— Может, ты и права. Но так или иначе, мне нужны эти спички. Я должен показать их лейтенанту Ренкину.
Глаза у Марго широко открылись:
— И тогда я окажусь замешанной в уголовном деле? Я не могу допустить, папа будет вне себя.
— Я обязан рассказать о спичках Ренкину. Но тебе нечего волноваться: полиция в Сан-Рафеле слишком боится твоего отца.
— Но, дорогой, предположим, он скажет папе? Нет, ты не должен так поступать. Неужели ты этого не понимаешь? Он обязательно поинтересуется, каким образом ты нашел спички в сумочке? Надеюсь, ты не собираешься рассказывать ему, что произошло прошлой ночью?
Минуту я размышлял.
— Хорошо. Прежде чем идти в полицию, я переговорю с Трисби. Может, он что-нибудь расскажет.
Она протянула пакетик:
— Возьми, но, пожалуйста, не впутывай меня в это дело. Если газеты узнают, что я замешана...
Я погладил её по руке.
— Успокойся. Но хорошенько подумай, как у тебя могли оказаться спички. Это важно, Марго.
— Обязательно. — Она посмотрела на часы. — Извини, мне надо бежать, я опаздываю. До скорой встречи, Лу.
— До свидания.
И Марго торопливо пересекла бар. Щелкнув пальцами, я подозвал официанта и расплатился по счету. Потом вышел на залитую солнцем улицу, завел машину и поехал к Трисби.
Горная дорога была пустынна, и я испытывал чувство глубокого одиночества.
2
Миновав деревянную калитку с табличкой «Белая дача», я двинулся узкой тропкой, которая и вывела к дому. Это было легкое сооружение с белыми стенами, просторной верандой и горшками бегонии под окнами; веранда была сплошь увита красно-белыми колокольчиками.
На балюстраде грелся на солнце сиамский кот, лениво поднявши голову при моем приближении. Проводив меня безучастным взглядом, он вновь погрузился в пантеон сновидений, уткнувшись мордой в теплый камень.
Я поднялся на веранду и остановился у отделанной хромом застекленной двери. Я собирался нажать на кнопку звонка, когда из дома послышался женский голос:
— Ради бога, Жак, не пей сейчас, нам надо поговорить.
— Именно поэтому, дорогая, мне и нужно выпить. Неужели ты думаешь, что я смогу выслушать тебя трезвым? Пожалуйста, будь рассудительной.
— Ты порядочная свинья, Жак. — Голос женщины звучал зло и враждебно.
— Не стану спорить, возможно, ты и права, моя кошечка, — беззаботно ответил мужчина. — Но ты, по-моему, давно привыкла к свиньям.

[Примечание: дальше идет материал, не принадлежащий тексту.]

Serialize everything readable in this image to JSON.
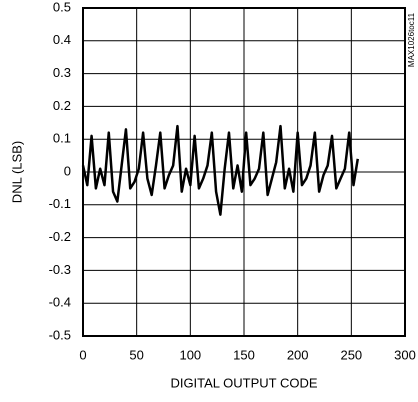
{
  "chart_data": {
    "type": "line",
    "xlabel": "DIGITAL OUTPUT CODE",
    "ylabel": "DNL (LSB)",
    "annotation": "MAX1026toc11",
    "x": [
      0,
      4,
      8,
      12,
      16,
      20,
      24,
      28,
      32,
      36,
      40,
      44,
      48,
      52,
      56,
      60,
      64,
      68,
      72,
      76,
      80,
      84,
      88,
      92,
      96,
      100,
      104,
      108,
      112,
      116,
      120,
      124,
      128,
      132,
      136,
      140,
      144,
      148,
      152,
      156,
      160,
      164,
      168,
      172,
      176,
      180,
      184,
      188,
      192,
      196,
      200,
      204,
      208,
      212,
      216,
      220,
      224,
      228,
      232,
      236,
      240,
      244,
      248,
      252,
      256
    ],
    "series": [
      {
        "color": "#000000",
        "values": [
          0.02,
          -0.04,
          0.11,
          -0.05,
          0.01,
          -0.04,
          0.12,
          -0.06,
          -0.09,
          0.02,
          0.13,
          -0.05,
          -0.03,
          0.01,
          0.12,
          -0.02,
          -0.07,
          0.02,
          0.12,
          -0.05,
          -0.01,
          0.02,
          0.14,
          -0.06,
          0.01,
          -0.04,
          0.11,
          -0.05,
          -0.02,
          0.02,
          0.12,
          -0.06,
          -0.13,
          0.01,
          0.12,
          -0.05,
          0.02,
          -0.06,
          0.12,
          -0.04,
          -0.02,
          0.01,
          0.12,
          -0.07,
          -0.02,
          0.03,
          0.14,
          -0.05,
          0.01,
          -0.06,
          0.12,
          -0.04,
          -0.02,
          0.02,
          0.12,
          -0.06,
          -0.01,
          0.02,
          0.11,
          -0.05,
          -0.02,
          0.01,
          0.12,
          -0.04,
          0.04
        ]
      }
    ],
    "xlim": [
      0,
      300
    ],
    "xticks": [
      0,
      50,
      100,
      150,
      200,
      250,
      300
    ],
    "ylim": [
      -0.5,
      0.5
    ],
    "yticks": [
      -0.5,
      -0.4,
      -0.3,
      -0.2,
      -0.1,
      0,
      0.1,
      0.2,
      0.3,
      0.4,
      0.5
    ],
    "grid": true
  }
}
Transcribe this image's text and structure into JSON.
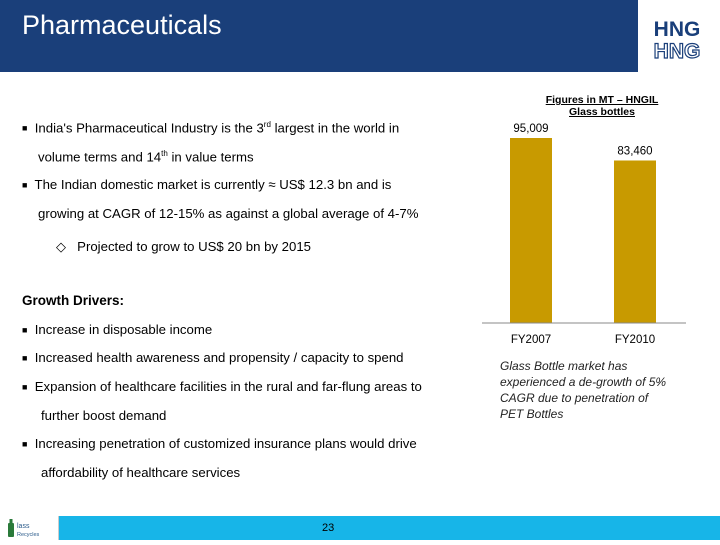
{
  "header": {
    "title": "Pharmaceuticals"
  },
  "logo": {
    "line1": "HNG",
    "line2": "HNG"
  },
  "bullets": {
    "b1_part1": "India's Pharmaceutical Industry is the 3",
    "b1_sup1": "rd",
    "b1_part2": " largest in the world in",
    "b1_cont1": "volume terms and 14",
    "b1_sup2": "th",
    "b1_cont2": " in value terms",
    "b2_line1": "The Indian domestic market is currently ≈ US$ 12.3 bn and is",
    "b2_line2": "growing at CAGR of 12-15% as against a global average of 4-7%",
    "sub_bullet": "Projected to grow to US$ 20 bn by 2015",
    "growth_heading": "Growth Drivers:",
    "g1": "Increase in disposable income",
    "g2": "Increased health awareness and propensity / capacity to spend",
    "g3_line1": "Expansion of healthcare facilities in the rural and far-flung areas to",
    "g3_line2": "further boost demand",
    "g4_line1": "Increasing penetration of customized insurance plans would drive",
    "g4_line2": "affordability of healthcare services"
  },
  "chart_title": {
    "line1": "Figures in MT – HNGIL",
    "line2": "Glass bottles"
  },
  "chart_data": {
    "type": "bar",
    "categories": [
      "FY2007",
      "FY2010"
    ],
    "values": [
      95009,
      83460
    ],
    "value_labels": [
      "95,009",
      "83,460"
    ],
    "bar_color": "#c89a00",
    "ylim": [
      0,
      100000
    ]
  },
  "caption": {
    "line1": "Glass Bottle market has",
    "line2": "experienced a  de-growth of 5%",
    "line3": "CAGR due to penetration of",
    "line4": "PET Bottles"
  },
  "footer": {
    "page_number": "23",
    "logo_text1": "lass",
    "logo_text2": "Recycles",
    "color": "#17b5e8"
  }
}
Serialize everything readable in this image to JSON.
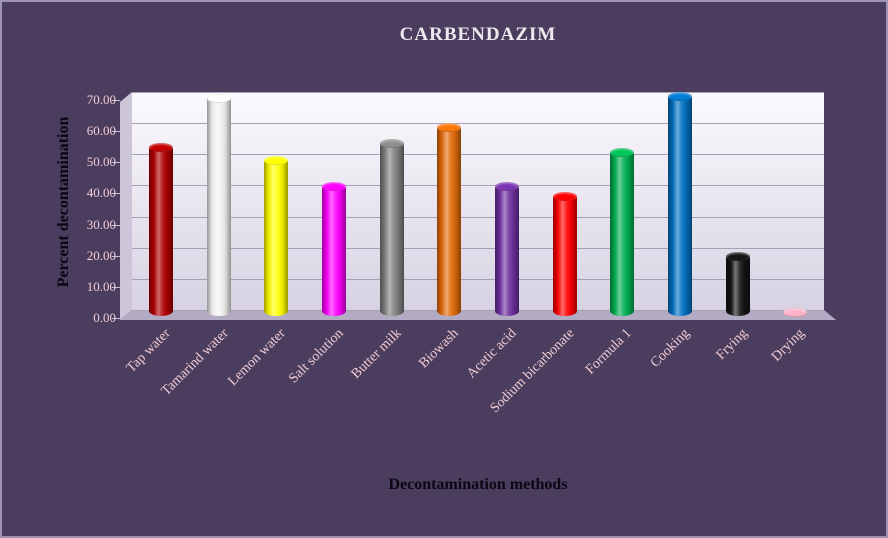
{
  "chart_data": {
    "type": "bar",
    "subtype": "3d-cylinder",
    "title": "CARBENDAZIM",
    "xlabel": "Decontamination methods",
    "ylabel": "Percent decontamination",
    "ylim": [
      0,
      70
    ],
    "ytick_step": 10,
    "ytick_labels": [
      "0.00",
      "10.00",
      "20.00",
      "30.00",
      "40.00",
      "50.00",
      "60.00",
      "70.00"
    ],
    "categories": [
      "Tap water",
      "Tamarind water",
      "Lemon water",
      "Salt solution",
      "Butter milk",
      "Biowash",
      "Acetic acid",
      "Sodium bicarbonate",
      "Formula 1",
      "Cooking",
      "Frying",
      "Drying"
    ],
    "values": [
      54,
      70,
      50,
      41.5,
      55.5,
      60.5,
      41.5,
      38.5,
      52.5,
      70.5,
      19,
      1
    ],
    "bar_colors": [
      "#b00000",
      "#f2f2f2",
      "#ffff00",
      "#ff00ff",
      "#808080",
      "#e26b0a",
      "#7030a0",
      "#ff0000",
      "#00b050",
      "#0070c0",
      "#141414",
      "#f4a0b5"
    ],
    "grid": true,
    "legend": "none",
    "theme": {
      "background": "#4a3d5e",
      "wall_top": "#fbfafd",
      "wall_bottom": "#d7d2e2",
      "floor": "#b3abc3",
      "side_wall": "#cdc6d9",
      "gridline": "#a79fb8",
      "tick_label_color": "#f2ccd4",
      "category_label_color": "#f2ccd4",
      "title_color": "#efe8ef",
      "axis_title_color": "#0a0612"
    }
  }
}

По шипению сифона я определил, что Жак Трисби был занят приготовлением напитка. Я заглянул осторожно внутрь.
В одном из кресел сидела женщина лет тридцати семи с волосами светло-абрикосового цвета. Ее холодная красота была лишена индивидуальности, купальный костюм едва прикрывал покрытое загаром тело. Лет пятнадцать назад её фигура была, вероятно, классической, сейчас же заметно дряблые формы не вызывали эстетического чувства. На ногах у неё были открытые сандалии, в ушах красовались белые коралловые серьги. Ожерелье, тоже из белых кораллов, украшало шею.

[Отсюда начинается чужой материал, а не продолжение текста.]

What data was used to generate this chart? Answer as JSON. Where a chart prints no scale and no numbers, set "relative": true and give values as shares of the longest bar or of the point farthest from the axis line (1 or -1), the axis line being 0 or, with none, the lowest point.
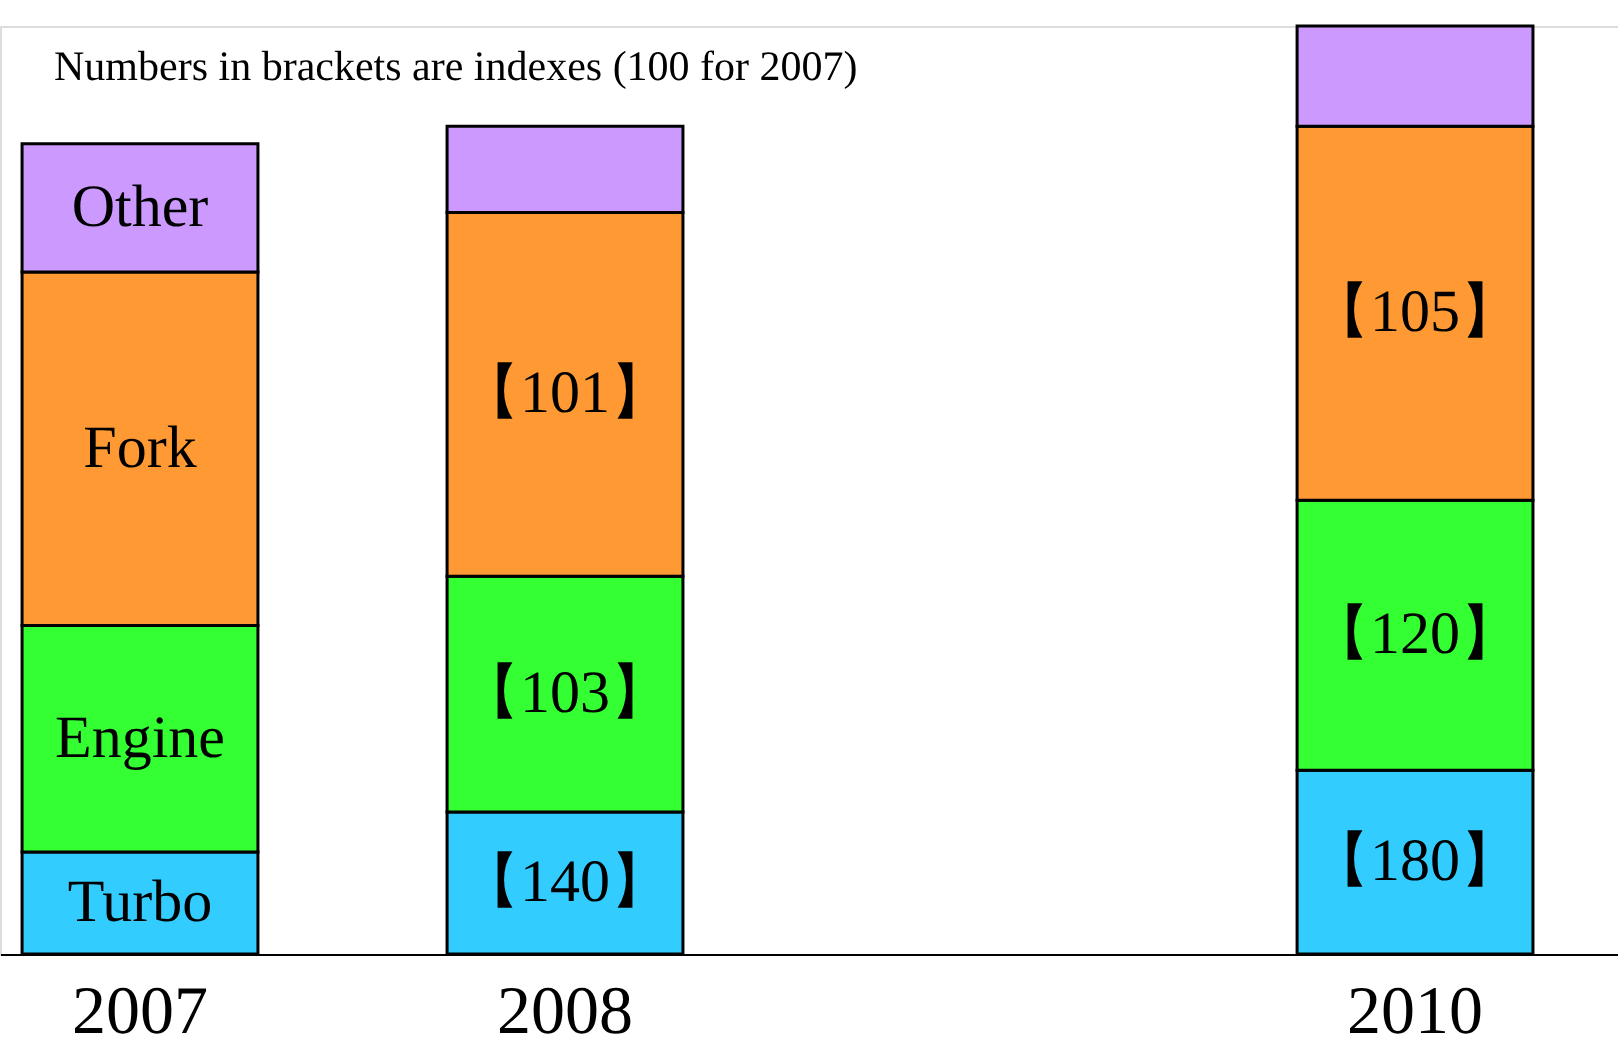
{
  "chart_data": {
    "type": "bar",
    "stacked": true,
    "relative": true,
    "categories": [
      "2007",
      "2008",
      null,
      "2010"
    ],
    "series": [
      {
        "name": "Turbo",
        "color": "#33ccff",
        "values": [
          0.11,
          0.153,
          null,
          0.198
        ]
      },
      {
        "name": "Engine",
        "color": "#33ff33",
        "values": [
          0.244,
          0.254,
          null,
          0.291
        ]
      },
      {
        "name": "Fork",
        "color": "#ff9933",
        "values": [
          0.381,
          0.392,
          null,
          0.403
        ]
      },
      {
        "name": "Other",
        "color": "#cc99ff",
        "values": [
          0.138,
          0.093,
          null,
          0.108
        ]
      }
    ],
    "annotations": [
      "Numbers in brackets are indexes (100 for 2007)",
      {
        "text": "【140】",
        "x": "2008",
        "y": 0.153
      },
      {
        "text": "【103】",
        "x": "2008",
        "y": 0.407
      },
      {
        "text": "【101】",
        "x": "2008",
        "y": 0.799
      },
      {
        "text": "【180】",
        "x": "2010",
        "y": 0.198
      },
      {
        "text": "【120】",
        "x": "2010",
        "y": 0.489
      },
      {
        "text": "【105】",
        "x": "2010",
        "y": 0.892
      }
    ]
  }
}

Нетрудно было догадаться, кем была эта женщина: в гостиной за застекленной дверью сидела бывшая кинозвезда Бриджетт Бленд, ныне жена Ли Криди.
В комнату вошел Жак Трисби. Именно таким я его и представлял: породистым животным с черными вьющимися волосами, голубыми глазами и тонкими усиками на красивом лице. Он был в белой фуфайке, малиновых шортах и сандалиях. В правой руке Трисби держал стакан с виски, в его толстых чувственных губах дымилась сигарета.
— Где ты был вчера вечером, Жак? — спросила Бриджетт, подозрительно глядя на него.